1. Organisational Security Awareness
We issue guidance and provide training to our business and technical staff on an ongoing basis to ensure the delivery of your service, the systems, data, premises, etc. remain secure. There are designated roles responsible for the implementation and continuous improvement of information security.
2. Security Clearances
General staff are security assessed as part of the on-boarding process and again if their role changes to a more security onerous area of the business. Minimum standard is a Police Clearance. Specific Support or Project Staff also have AGSVA Baseline Clearance or NV1 Clearance depending on their role.
3. Colocation Security
The RMT SaaS environment is wholly hosted on RMT-owned hardware in a colocation model in the NextDC environment. This takes full advantage of their industry-leading and continually evolving security processes and practices, compliance and certifications, physical and environmental security, security tools and utilities, etc.
4. Access Control and Privacy/Confidentiality
Your data remains your property. Client Data stored in RMT SaaS delivered products is treated as confidential. Access to the data and the RMT infrastructure is strictly limited to RMT staff on a role requirement basis to enable services to be provided to the client. Client Data held in these systems is never shared with third parties without the client’s consent.

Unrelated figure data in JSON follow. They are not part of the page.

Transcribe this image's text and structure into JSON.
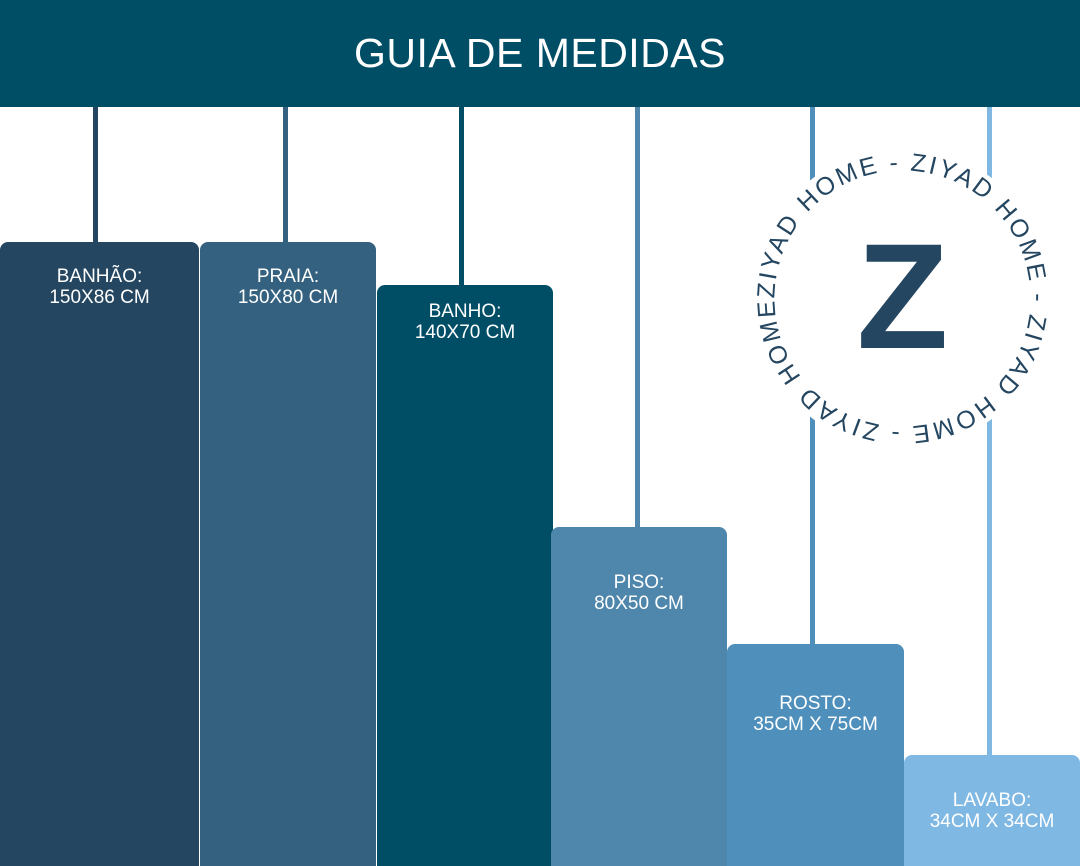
{
  "title": "GUIA DE MEDIDAS",
  "towels": [
    {
      "name": "BANHÃO:",
      "size": "150X86 CM",
      "color": "#244660",
      "rod_color": "#244660"
    },
    {
      "name": "PRAIA:",
      "size": "150X80 CM",
      "color": "#34617f",
      "rod_color": "#34617f"
    },
    {
      "name": "BANHO:",
      "size": "140X70 CM",
      "color": "#004d66",
      "rod_color": "#004d66"
    },
    {
      "name": "PISO:",
      "size": "80X50 CM",
      "color": "#4f86ab",
      "rod_color": "#4f86ab"
    },
    {
      "name": "ROSTO:",
      "size": "35CM X 75CM",
      "color": "#4e8fbc",
      "rod_color": "#4e8fbc"
    },
    {
      "name": "LAVABO:",
      "size": "34CM X 34CM",
      "color": "#7fb8e3",
      "rod_color": "#7fb8e3"
    }
  ],
  "logo": {
    "letter": "Z",
    "ring_text": "ZIYAD HOME - ZIYAD HOME - ZIYAD HOME - ZIYAD HOME -",
    "color": "#244660"
  }
}
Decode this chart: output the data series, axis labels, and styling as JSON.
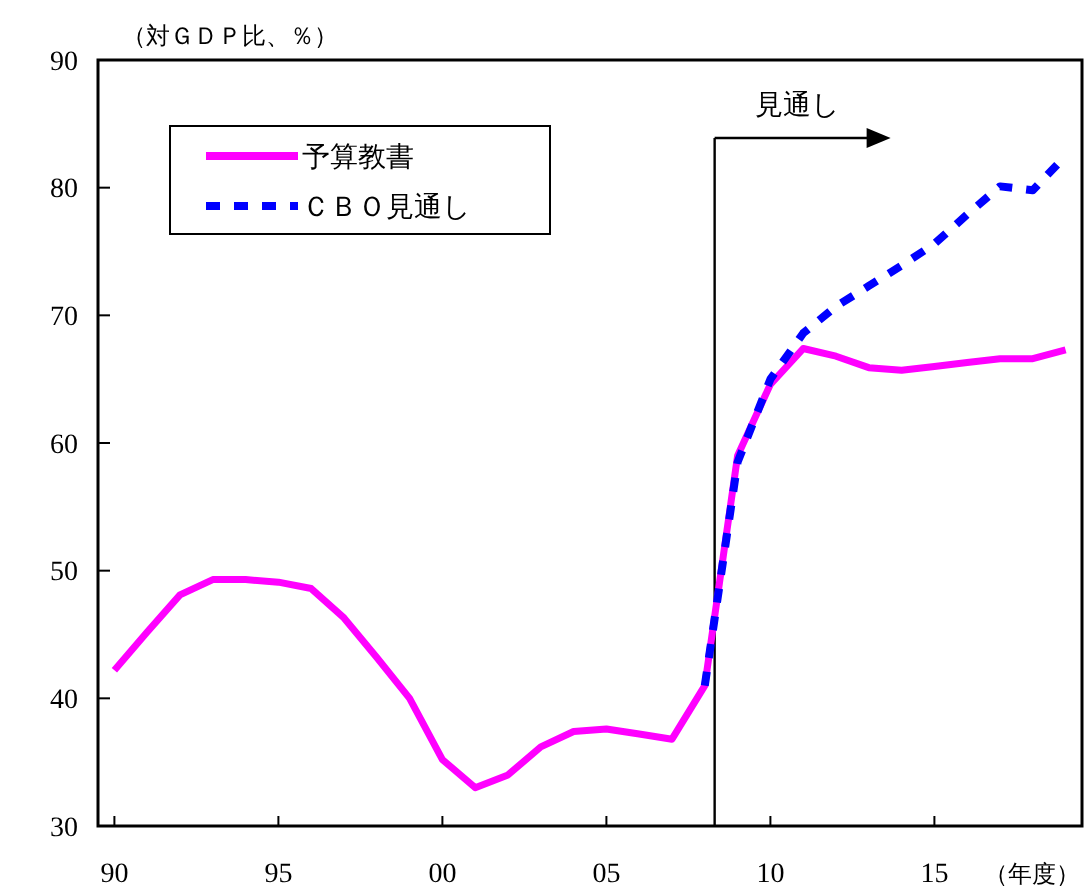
{
  "chart_data": {
    "type": "line",
    "ylabel": "（対ＧＤＰ比、％）",
    "xlabel": "（年度）",
    "x": [
      1990,
      1991,
      1992,
      1993,
      1994,
      1995,
      1996,
      1997,
      1998,
      1999,
      2000,
      2001,
      2002,
      2003,
      2004,
      2005,
      2006,
      2007,
      2008,
      2009,
      2010,
      2011,
      2012,
      2013,
      2014,
      2015,
      2016,
      2017,
      2018,
      2019
    ],
    "series": [
      {
        "name": "予算教書",
        "color": "#ff00ff",
        "line_style": "solid",
        "values": [
          42.2,
          45.2,
          48.1,
          49.3,
          49.3,
          49.1,
          48.6,
          46.3,
          43.2,
          40.0,
          35.2,
          33.0,
          34.0,
          36.2,
          37.4,
          37.6,
          37.2,
          36.8,
          41.0,
          59.0,
          64.6,
          67.4,
          66.8,
          65.9,
          65.7,
          66.0,
          66.3,
          66.6,
          66.6,
          67.3
        ]
      },
      {
        "name": "ＣＢＯ見通し",
        "color": "#0000ff",
        "line_style": "dashed",
        "x": [
          2008,
          2009,
          2010,
          2011,
          2012,
          2013,
          2014,
          2015,
          2016,
          2017,
          2018,
          2019
        ],
        "values": [
          41.0,
          58.5,
          65.0,
          68.6,
          70.7,
          72.3,
          73.9,
          75.6,
          77.9,
          80.1,
          79.8,
          82.5
        ]
      }
    ],
    "xlim": [
      1989.5,
      2019.5
    ],
    "xticks": [
      {
        "value": 1990,
        "label": "90"
      },
      {
        "value": 1995,
        "label": "95"
      },
      {
        "value": 2000,
        "label": "00"
      },
      {
        "value": 2005,
        "label": "05"
      },
      {
        "value": 2010,
        "label": "10"
      },
      {
        "value": 2015,
        "label": "15"
      }
    ],
    "ylim": [
      30,
      90
    ],
    "yticks": [
      30,
      40,
      50,
      60,
      70,
      80,
      90
    ],
    "ref_lines": [
      {
        "axis": "x",
        "value": 2008.3,
        "label": "見通し"
      }
    ],
    "grid": false,
    "legend": "top left"
  }
}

5. Security Embedded in the SDLC
Security is built in to every stage of RMT software product development lifecycle, and the change control process for the software and infrastructure. This includes security testing of the infrastructure and the RMT applications.
6. Robust Encryption
Client Data is encrypted in transit and at rest. Web traffic is encrypted using SSL accepting TLS1.2 and TLS1.3, and non-web traffic with IPSec/SSH tunneling, with AES-256 is applied at rest.
Data is encrypted from the user’s browser through to our servers
Before being saved any password is encrypted (full encryption at rest)
Client databases are isolated from each other
RMT utilises cutting-edge security processes to encrypt data and decryption keys
7. Infrastructure Protection
Infrastructure security tools are deployed to provide anti-virus, anti-malware, IDS/IPS and other controls within the RMT infrastructure.
8. Automatic Failover
The RMT SaaS has multiple redundant components (at least N+1). In addition RMT’s uses a geographically separate NextDC data centre for Disaster Recovery, within an agreed Region, with multiple, redundant, hardware and services. RMT clients can have very high confidence in RMT’s SaaS availability.
9. Extensive Logging and Monitoring
RMT use a suite of tools to provide extensive logging and monitoring of traffic, activity, config changes, performance etc. in the RMT SaaS infrastructure, with logs being stored in a robust and tamper-protected format.
10. Incident Response
RMT have incident response processes covering data loss, technology attacks, compromise of physical security, etc.